The sales number is not much of a surprise: Sony said before the release that it had 1 million pre-orders for the PS4, as it is known. Still, it represents a significant improvement over the introduction of the previous version of Sony’s console, the PlayStation 3. Sony sold 500,000 PS3s, released in November 2006, in the United States and Japan during its first month on the market.
The introduction of the PS4 was marred, however, by complaints in online forums about serious technical problems with the consoles.
A noteworthy portion of the customer reviews for the console on Amazon were negative. At one point, one version of the PS4 had just over 1,800 reviews on Amazon, and about 500 of the reviewers gave a one-star rating, the lowest possible on Amazon. Many of those people wrote that their consoles stopped functioning after a short period of playing or didn’t work at all.
Dan Race, a spokesman for Sony’s U.S. video games division, said that only a small number of people had reported problems about the console.

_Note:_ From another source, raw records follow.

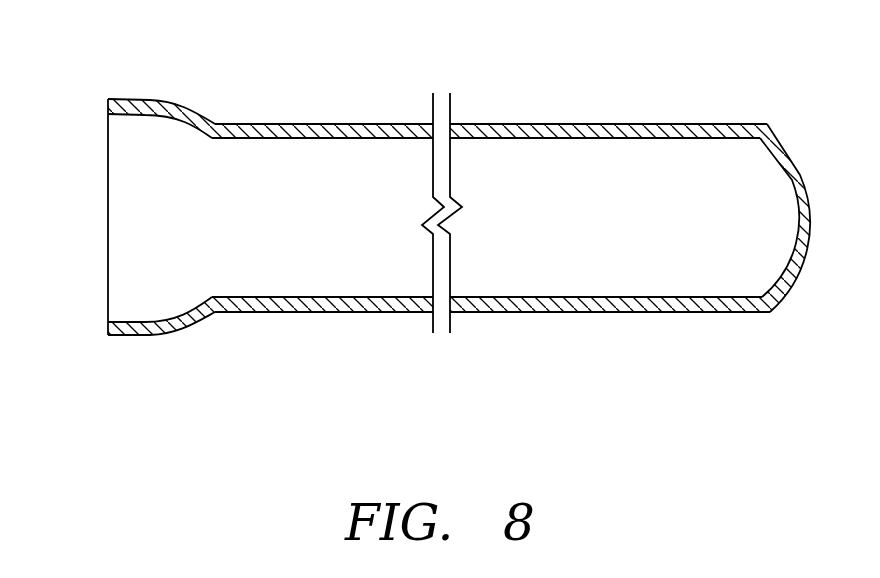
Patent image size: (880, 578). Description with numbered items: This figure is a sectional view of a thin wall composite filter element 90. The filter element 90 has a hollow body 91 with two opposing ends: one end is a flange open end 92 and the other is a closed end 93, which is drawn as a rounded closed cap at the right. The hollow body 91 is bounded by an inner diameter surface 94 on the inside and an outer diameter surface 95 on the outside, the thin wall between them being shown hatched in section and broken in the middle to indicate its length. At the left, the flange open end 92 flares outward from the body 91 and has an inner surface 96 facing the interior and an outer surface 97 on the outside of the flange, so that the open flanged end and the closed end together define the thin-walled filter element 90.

The thin wall composite filter element 90 is at (690, 115).
The hollow body 91 is at (566, 116).
The flange open end 92 is at (108, 104).
The closed end 93 is at (806, 178).
The inner diameter surface 94 is at (245, 297).
The outer diameter surface 95 is at (335, 123).
The inner surface 96 is at (150, 322).
The outer surface 97 is at (152, 99).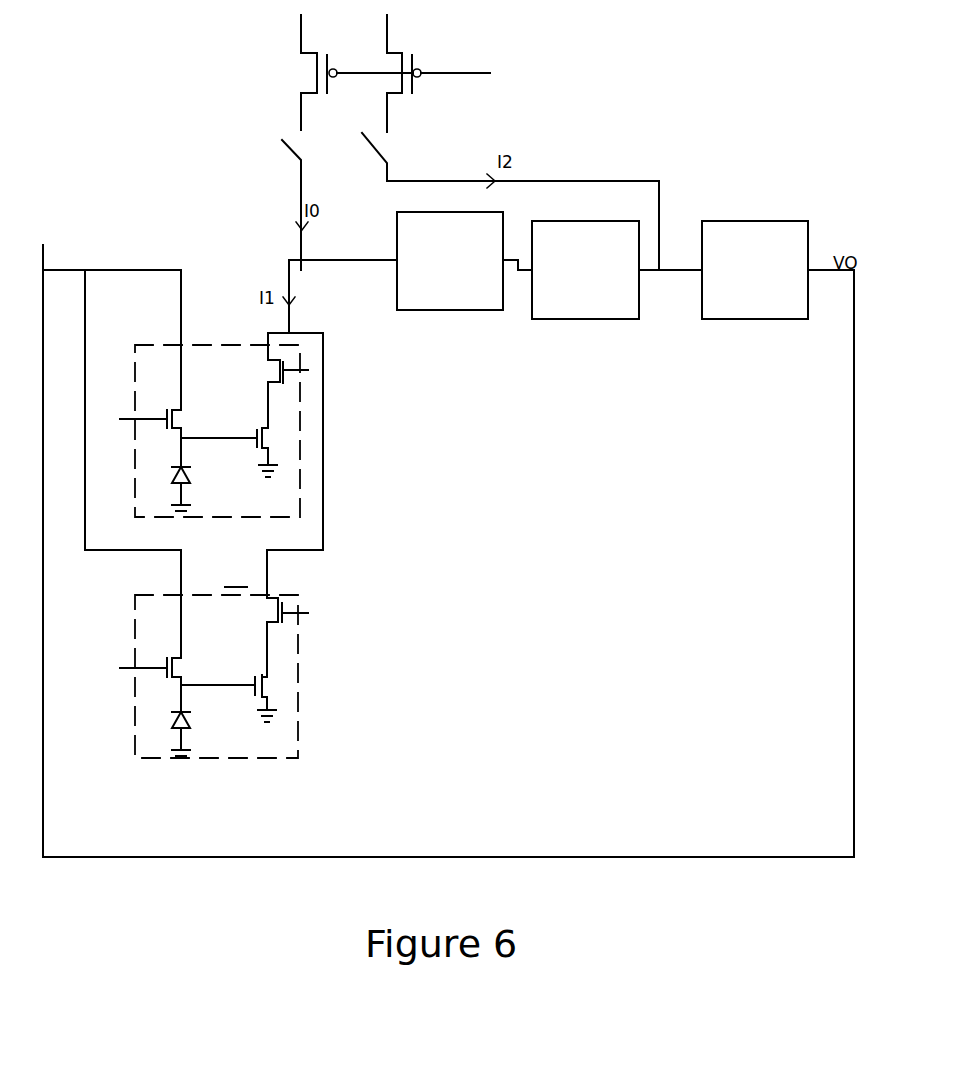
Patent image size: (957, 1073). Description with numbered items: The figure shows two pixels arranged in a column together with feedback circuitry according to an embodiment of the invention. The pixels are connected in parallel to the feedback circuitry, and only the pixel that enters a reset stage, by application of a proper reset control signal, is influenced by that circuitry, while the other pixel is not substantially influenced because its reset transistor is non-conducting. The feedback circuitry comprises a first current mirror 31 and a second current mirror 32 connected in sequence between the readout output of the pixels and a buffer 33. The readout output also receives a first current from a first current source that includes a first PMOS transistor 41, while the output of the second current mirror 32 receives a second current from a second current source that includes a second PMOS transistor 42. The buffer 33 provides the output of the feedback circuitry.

“This is within our expectations for a new product introduction, and the vast majority of PS4 feedback has been overwhelmingly positive,” Race said. “We are closely monitoring for additional reports, but we think these are isolated incidents and represent a very small percentage of total units shipped to consumers to date.”
The release of many new consumer electronics devices are accompanied by reports of defects, and it is often hard to tell how widespread they are. For Sony, a cautionary tale is what happened to Microsoft in 2007.
Less than two years after the last version of its console, the Xbox 360, went on sale, Microsoft publicly acknowledged that it was having to make an “unacceptable number of repairs” to consoles that were sold to customers. Xbox 360s that displayed a red warning light on the front of the console — nicknamed the “red ring of death” by customers — became eligible for an extended warranty.
Microsoft took an accounting charge of more than $1 billion to cover the additional costs of the extended warranty program.